Moah went straight for his drawer. She knew he kept money there. Lots of money. There were medals, gold, jewelry, and two old guns. She knew he would not miss anything. She took what she needed and quickly grabbed the bucket.
“Today, I’ve got a story for you. This is going to make you believe the curse of Croix-des-Bouquets.”
“Does it involve you?” she asked.
“No, put this picture in your mind. It’s the heyday of the Duvalier regime, when we were flirting with Cuba and the United States acted like a married man whose mistress was cheating on him. The political air was intense. Many young men had gone to study medicine in Cuba. There was a brilliant young guy who grew up a few blocks from here. His mother was of questionable vocation and thus no one knew his father. He was handsome and smart, so, like we do here in Haiti, he became everybody’s child. When he was about fifteen or sixteen, his mother died. He was taken in by the manbo next door.”
“Wait a minute, does this boy have a name?’

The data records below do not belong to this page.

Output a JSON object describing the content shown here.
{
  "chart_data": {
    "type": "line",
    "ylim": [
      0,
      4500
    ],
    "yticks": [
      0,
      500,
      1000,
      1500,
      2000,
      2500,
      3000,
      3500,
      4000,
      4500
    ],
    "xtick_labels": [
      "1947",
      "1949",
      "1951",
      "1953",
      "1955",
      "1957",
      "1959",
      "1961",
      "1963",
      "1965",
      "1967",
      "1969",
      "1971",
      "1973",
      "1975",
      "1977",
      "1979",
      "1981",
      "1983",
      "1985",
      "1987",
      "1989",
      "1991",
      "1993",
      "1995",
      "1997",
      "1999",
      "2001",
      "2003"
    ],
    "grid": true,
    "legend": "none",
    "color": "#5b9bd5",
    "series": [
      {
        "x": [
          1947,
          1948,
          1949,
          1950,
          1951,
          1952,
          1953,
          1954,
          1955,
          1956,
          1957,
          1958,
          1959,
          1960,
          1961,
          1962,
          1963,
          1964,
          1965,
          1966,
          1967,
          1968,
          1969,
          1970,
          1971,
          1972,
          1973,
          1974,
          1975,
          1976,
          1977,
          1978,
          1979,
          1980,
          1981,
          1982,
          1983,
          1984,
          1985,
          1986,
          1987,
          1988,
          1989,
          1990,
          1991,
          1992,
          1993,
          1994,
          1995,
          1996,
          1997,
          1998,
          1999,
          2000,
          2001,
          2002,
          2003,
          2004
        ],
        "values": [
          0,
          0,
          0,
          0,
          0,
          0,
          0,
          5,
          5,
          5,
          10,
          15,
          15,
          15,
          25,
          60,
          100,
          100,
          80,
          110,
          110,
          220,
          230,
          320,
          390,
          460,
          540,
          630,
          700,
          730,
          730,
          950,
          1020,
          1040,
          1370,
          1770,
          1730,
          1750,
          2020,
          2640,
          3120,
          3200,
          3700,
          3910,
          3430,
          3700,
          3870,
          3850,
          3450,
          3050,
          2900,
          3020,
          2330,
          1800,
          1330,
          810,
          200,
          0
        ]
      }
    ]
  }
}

“Yes, he does, but it doesn’t matter because this is your story, my story, our story. He was about twenty when I heard that the manbo married him to èzili. He became the groom of èzili. Whether he knew or understood the implication, I’m not sure, because he fell head over heels in love with a local girl. She was nice. She had been sent to Port-au-Prince to study nursing, but once she fell in love with the boy, she never gave nursing another thought. The boy made a fatal mistake and married her. The manbo became raving mad. She killed the girl’s brother, sister-in-law, and their unborn baby. Then one day soon after, in the manbo’s compound, a young girl was raped and killed. Even though the young doctor was nowhere near the girl or the site, the police arrested him. He spent sixteen years away from the woman he loved and his baby daughter. Finally one day, he finds his way back to her. The manbo found out and killed them both.”